Viral antigen is detected in the CNS of LACV infected mice. (A) LACV antigen-positive cells in the mitral cell layer (arrow) and granule cell layer (arrowhead) of the main olfactory bulb. Abbreviations: AL-airway lumen, OE-olfactory epithelium, LP-lamina propria, TB-turbinate bone, ONL-olfactory nerve layer, GL-glomerular layer, EPL- external plexiform layer, M-mitral cell layer, GR-granule cell layer. Day 6, X100. (B) Low magnification of a coronal section of mouse brain showing abundant La Crosse viral antigen. Abbreviations: C-cerebral cortex, CAM-cornu ammonis of hippocampus, DG-dentate gyrus, HPA-posterior hypothalamic area, MP-premamillary nucleus, PAG-periaqueductal gray, PT-pretectum, R-reticular nucleus of thalamus, ZI- zona inserta. Day 6, X12.5. (C) Cervical spinal cord cross section showing abundant La Crosse viral antigen in grey matter. Abbreviations: GC-gray commissure, DH-dorsal horn, LH-lateral horn, VH-ventral horn.

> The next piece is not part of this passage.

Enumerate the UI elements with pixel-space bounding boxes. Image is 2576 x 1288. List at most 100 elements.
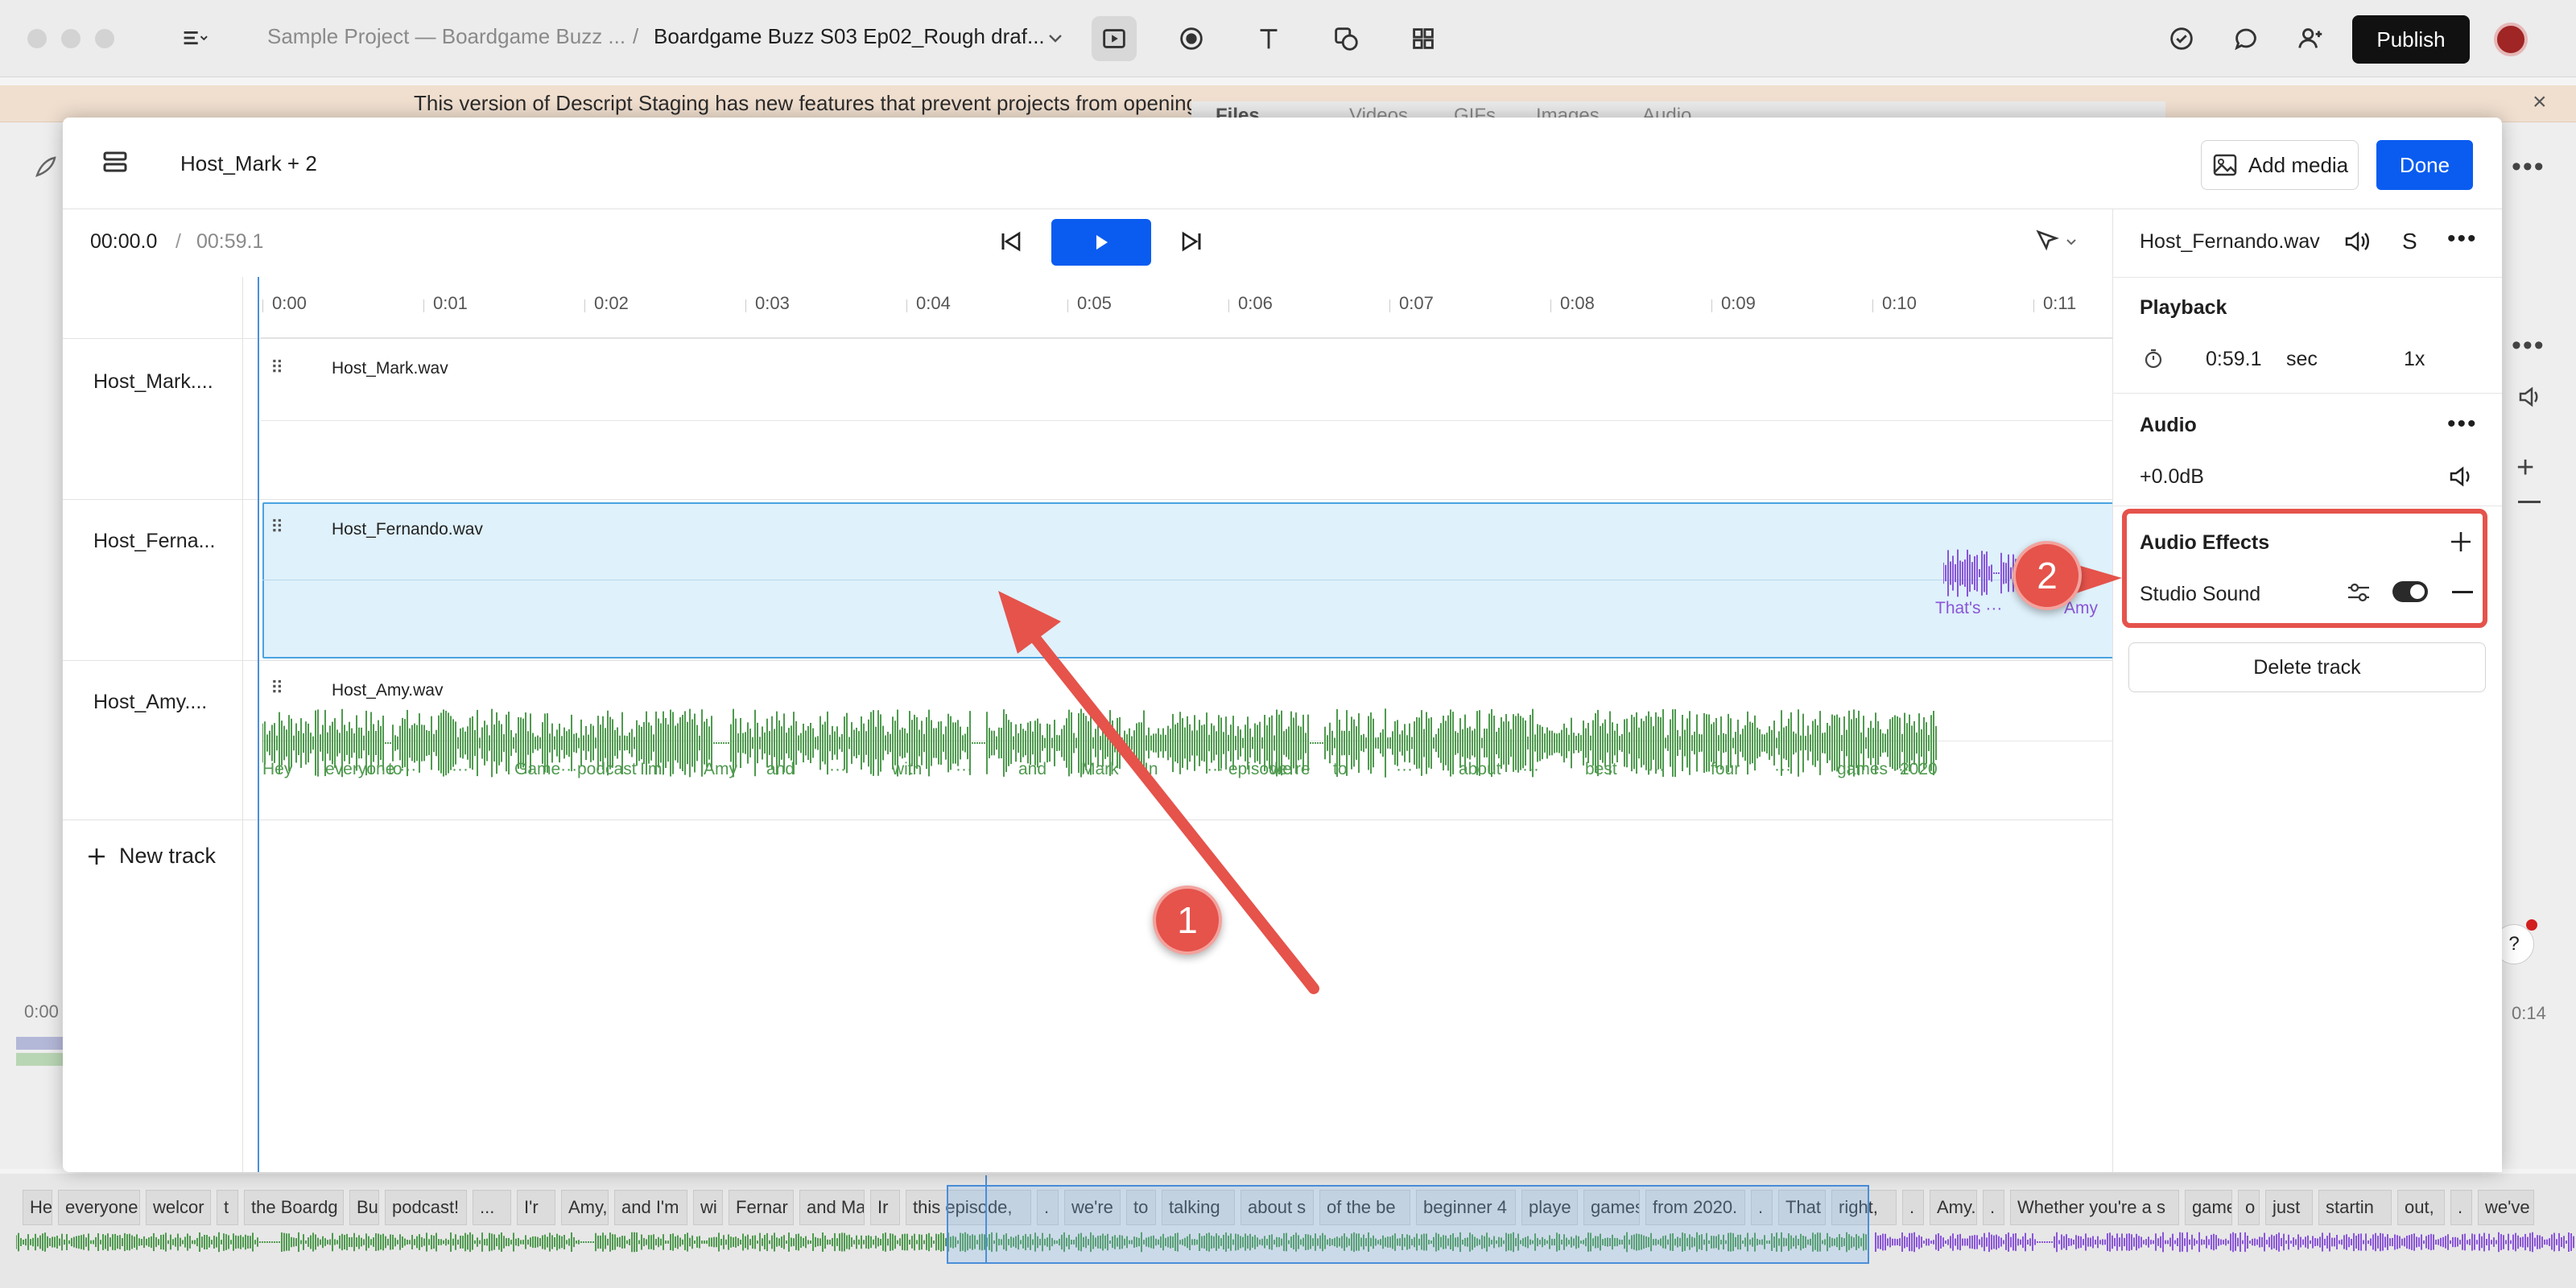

Day 6, X100. (D) Viral antigen in a punctate pattern in neurons (arrows) in the locus coeruleus. Day 5, X400. (E) Medulla oblongata with abundant LACV antigen in many neurons (arrow heads) with associated perivascular lymphocyte cuffing (indicated with arrows). Day 4, X200. (F) La Crosse viral antigen in the cytoplasm of medullary neurons (arrows). Day 6, X1000. All images immunohistochemistry, hematoxylin counterstain.